Nearly 60 Cabarrus County Schools psychologists and guidance counselors participated in a training program last month to help increase tolerance among their schools’ diverse student populations – particularly toward their LGBTQ communities.
Welcoming Schools, a Human Rights Campaign Foundation program, was created to provide a toolbox of resources to elementary, middle and high school faculties to help reduce name-calling, gender stereotyping and other forms of bullying directed at LGBTQ youth.
The HRC Foundation is a national nonprofit lesbian, gay, bisexual and transgender advocacy organization.
The workshop, which the Cabarrus school system hosted Jan. 16, was facilitated by Time Out Youth. The Charlotte-based charity advocates specifically for LGBTQ (the Q stands for questioning) ages 11-20.
Schools have always been fertile playgrounds for bullies, who like to kick at the dirt to unearth any differences they can expose and use to isolate their victims.

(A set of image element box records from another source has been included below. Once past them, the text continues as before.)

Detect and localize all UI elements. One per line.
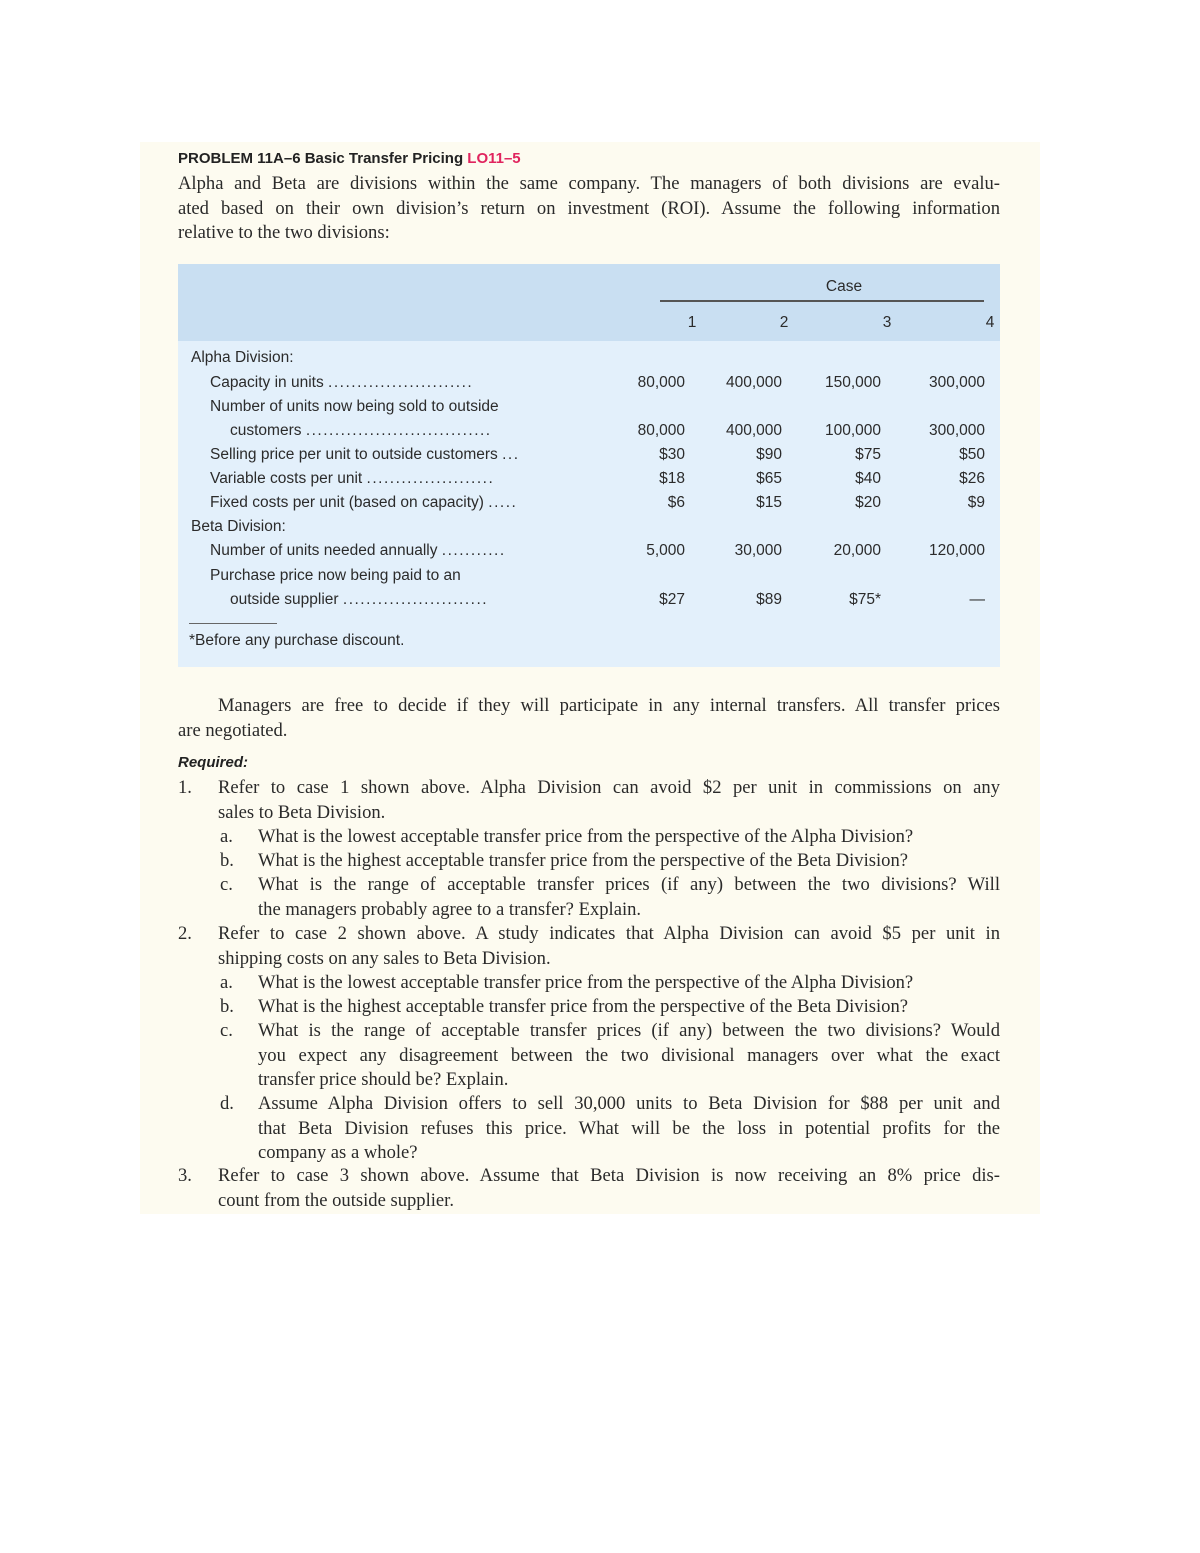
cell: 400,000 [725, 422, 782, 439]
leader-dots: ................................ [305, 422, 492, 439]
leader-dots: ...................... [366, 470, 495, 487]
cell: $6 [667, 494, 685, 511]
subquestion-letter: c. [220, 874, 233, 895]
row-label-purchase-price [230, 591, 590, 609]
problem-title-text: PROBLEM 11A–6 Basic Transfer Pricing [178, 150, 468, 167]
question-line: Refer to case 2 shown above. A study indicates that Alpha Division can avoid $5 per unit in [218, 923, 1000, 944]
cell: $90 [756, 446, 782, 463]
question-line: you expect any disagreement between the two divisional managers over what the exact [258, 1044, 1000, 1066]
question-line: shipping costs on any sales to Beta Division. [218, 947, 551, 969]
question-2b: What is the highest acceptable transfer price from the perspective of the Beta Division? [258, 996, 909, 1017]
question-line: company as a whole? [258, 1142, 418, 1163]
subquestion-letter: a. [220, 826, 233, 847]
textbook-page [140, 142, 1040, 1214]
leader-dots: ........... [441, 542, 506, 559]
row-label-text: outside supplier [230, 591, 339, 608]
row-label-units-sold-line1: Number of units now being sold to outside [210, 398, 499, 415]
row-label-capacity [210, 374, 590, 392]
table-footnote: *Before any purchase discount. [189, 632, 405, 649]
cell: 20,000 [833, 542, 881, 559]
cell: 300,000 [928, 422, 985, 439]
column-header-4: 4 [985, 314, 995, 331]
subquestion-letter: c. [220, 1020, 233, 1041]
cell: 100,000 [824, 422, 881, 439]
cell: $65 [756, 470, 782, 487]
section-alpha: Alpha Division: [191, 349, 294, 366]
cell: $20 [855, 494, 881, 511]
cell: 5,000 [646, 542, 685, 559]
data-table [178, 264, 1000, 667]
row-label-text: customers [230, 422, 302, 439]
cell: $40 [855, 470, 881, 487]
question-line: count from the outside supplier. [218, 1189, 454, 1211]
question-line: What is the range of acceptable transfer prices (if any) between the two divisions? Would [258, 1020, 1000, 1041]
leader-dots: ..... [488, 494, 518, 511]
intro-line: relative to the two divisions: [178, 222, 390, 243]
question-line: transfer price should be? Explain. [258, 1069, 509, 1090]
question-2 [218, 922, 1000, 971]
question-1b: What is the highest acceptable transfer price from the perspective of the Beta Division? [258, 850, 909, 871]
cell: 150,000 [824, 374, 881, 391]
cell: $26 [959, 470, 985, 487]
intro-line: ated based on their own division’s return on investment (ROI). Assume the following information [178, 197, 1000, 219]
question-3 [218, 1164, 1000, 1213]
question-number: 2. [178, 923, 192, 944]
leader-dots: ... [502, 446, 520, 463]
row-label-purchase-line1: Purchase price now being paid to an [210, 567, 461, 584]
leader-dots: ......................... [328, 374, 474, 391]
question-line: Refer to case 3 shown above. Assume that Beta Division is now receiving an 8% price dis- [218, 1165, 1000, 1186]
cell: $27 [659, 591, 685, 608]
row-label-selling-price [210, 446, 590, 464]
cell: $89 [756, 591, 782, 608]
row-label-text: Fixed costs per unit (based on capacity) [210, 494, 484, 511]
table-header [178, 264, 1000, 341]
question-line: the managers probably agree to a transfer? Explain. [258, 898, 642, 920]
question-number: 1. [178, 777, 192, 798]
footnote-rule [189, 623, 277, 624]
cell: 300,000 [928, 374, 985, 391]
subquestion-letter: d. [220, 1093, 234, 1114]
row-label-fixed-costs [210, 494, 590, 512]
row-label-text: Selling price per unit to outside customers [210, 446, 498, 463]
question-1 [218, 776, 1000, 825]
case-heading: Case [825, 278, 863, 295]
paragraph-line: Managers are free to decide if they will participate in any internal transfers. All transfer prices [218, 695, 1000, 716]
cell: $18 [659, 470, 685, 487]
cell: $9 [967, 494, 985, 511]
row-label-text: Number of units needed annually [210, 542, 438, 559]
row-label-text: Capacity in units [210, 374, 324, 391]
question-2d [258, 1092, 1000, 1166]
question-2a: What is the lowest acceptable transfer price from the perspective of the Alpha Division? [258, 972, 914, 993]
paragraph-line: are negotiated. [178, 719, 288, 741]
row-label-units-sold [230, 422, 590, 440]
column-header-2: 2 [779, 314, 789, 331]
question-2c [258, 1019, 1000, 1093]
cell: — [969, 591, 985, 608]
column-header-1: 1 [687, 314, 697, 331]
question-line: sales to Beta Division. [218, 801, 386, 823]
cell: $30 [659, 446, 685, 463]
row-label-units-needed [210, 542, 590, 560]
cell: 120,000 [928, 542, 985, 559]
column-header-3: 3 [882, 314, 892, 331]
cell: $50 [959, 446, 985, 463]
cell: 30,000 [734, 542, 782, 559]
problem-intro [178, 172, 1000, 246]
question-line: What is the range of acceptable transfer prices (if any) between the two divisions? Will [258, 874, 1000, 895]
question-1a: What is the lowest acceptable transfer price from the perspective of the Alpha Division? [258, 826, 914, 847]
intro-line: Alpha and Beta are divisions within the same company. The managers of both divisions are evalu- [178, 173, 1000, 194]
case-rule [660, 300, 984, 302]
subquestion-letter: a. [220, 972, 233, 993]
cell: 400,000 [725, 374, 782, 391]
question-line: that Beta Division refuses this price. What will be the loss in potential profits for the [258, 1117, 1000, 1139]
question-1c [258, 873, 1000, 922]
cell: $75* [849, 591, 881, 608]
row-label-variable-costs [210, 470, 590, 488]
subquestion-letter: b. [220, 850, 234, 871]
cell: 80,000 [637, 374, 685, 391]
subquestion-letter: b. [220, 996, 234, 1017]
cell: $15 [756, 494, 782, 511]
problem-title [178, 150, 521, 167]
cell: 80,000 [637, 422, 685, 439]
cell: $75 [855, 446, 881, 463]
leader-dots: ......................... [342, 591, 489, 608]
question-line: Refer to case 1 shown above. Alpha Division can avoid $2 per unit in commissions on any [218, 777, 1000, 798]
question-number: 3. [178, 1165, 192, 1186]
section-beta: Beta Division: [191, 518, 286, 535]
negotiation-paragraph [178, 694, 1000, 743]
required-heading: Required: [178, 754, 249, 771]
learning-objective-tag: LO11–5 [467, 150, 521, 167]
question-line: Assume Alpha Division offers to sell 30,000 units to Beta Division for $88 per unit and [258, 1093, 1000, 1114]
row-label-text: Variable costs per unit [210, 470, 363, 487]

While ways to reduce bullying have covered a broad target in past years, some school districts – such as the Cabarrus County Schools and neighboring Charlotte-Mecklenburg Schools – have begun to sharpen their focus on the unique issues of certain groups, like the LGBTQ community.
“For those who don’t identify as LGBT, often concerns are about homework and classes and getting into a good college,” said Todd Rosendahl, director of school outreach at Time Out Youth Center. “LGBT students may have concerns about physical safety; concerns about being open about who they are to their family and in their schools.”
In 2011, the National School Climate Survey reported that 82 percent of LGBT youth experienced bullying in the previous year, and 64 percent felt unsafe in their schools. Multiple studies show that LGBTQ youth have higher rates of substance abuse and homelessness, often stemming from rejection by family and peers.
Time Out Youth began its school outreach program three years ago. Since then, the nonprofit has seen an uptick in the number of kids confiding that they question their sexual identity.
“For some of them, they may eventually end up identifying as gay or lesbian or transgender,” said Rosendahl. “For others, they don’t.” What’s important, he added, is that they feel like they’re in a safe place while they work through those issues.
Schools, where students spend on average 35 hours a week, are beginning to offer some of those safe havens.
At Northwest Cabarrus High School last month, Rosendahl listened as students from the school’s Gay Straight Alliance Club discussed with each other the kinds of name-calling they heard in the halls, prompting the club’s launch last fall.
The club is one of seven in Cabarrus County. Jay M. Robinson, Hickory Ridge and Early College high schools, as well as C.C. Griffin Middle School and Cannon School, also have GSA clubs.
The clubs and the training are part of a multi-tier system of support to help students who are struggling, either behaviorally or academically, because of being bullied.
“One of our strategic priorities is to make sure our environments are safe environments for all kids,” said Donna Smith, the school system’s executive director for student services.
Rosendahl said the three-hour Welcoming Schools program involves learning about the LGBT community, including LGBT terminology, concepts and research statistics. But it also focuses on ways teachers can deal with and support students who may be coming out.
“It’s difficult for a lot of teachers,” he said. “Many of them are supportive, but they worry about the backlash that they might hear from other faculty members and parents who might be upset.”
He hopes the training will open a dialogue about bullying that includes the LGBT community.
“Youth can be targeted for socioeconomic reasons, for their race, their gender,” said Rosendahl. “LGBTQ is one more that we hope more schools in the area are going to be focusing on.”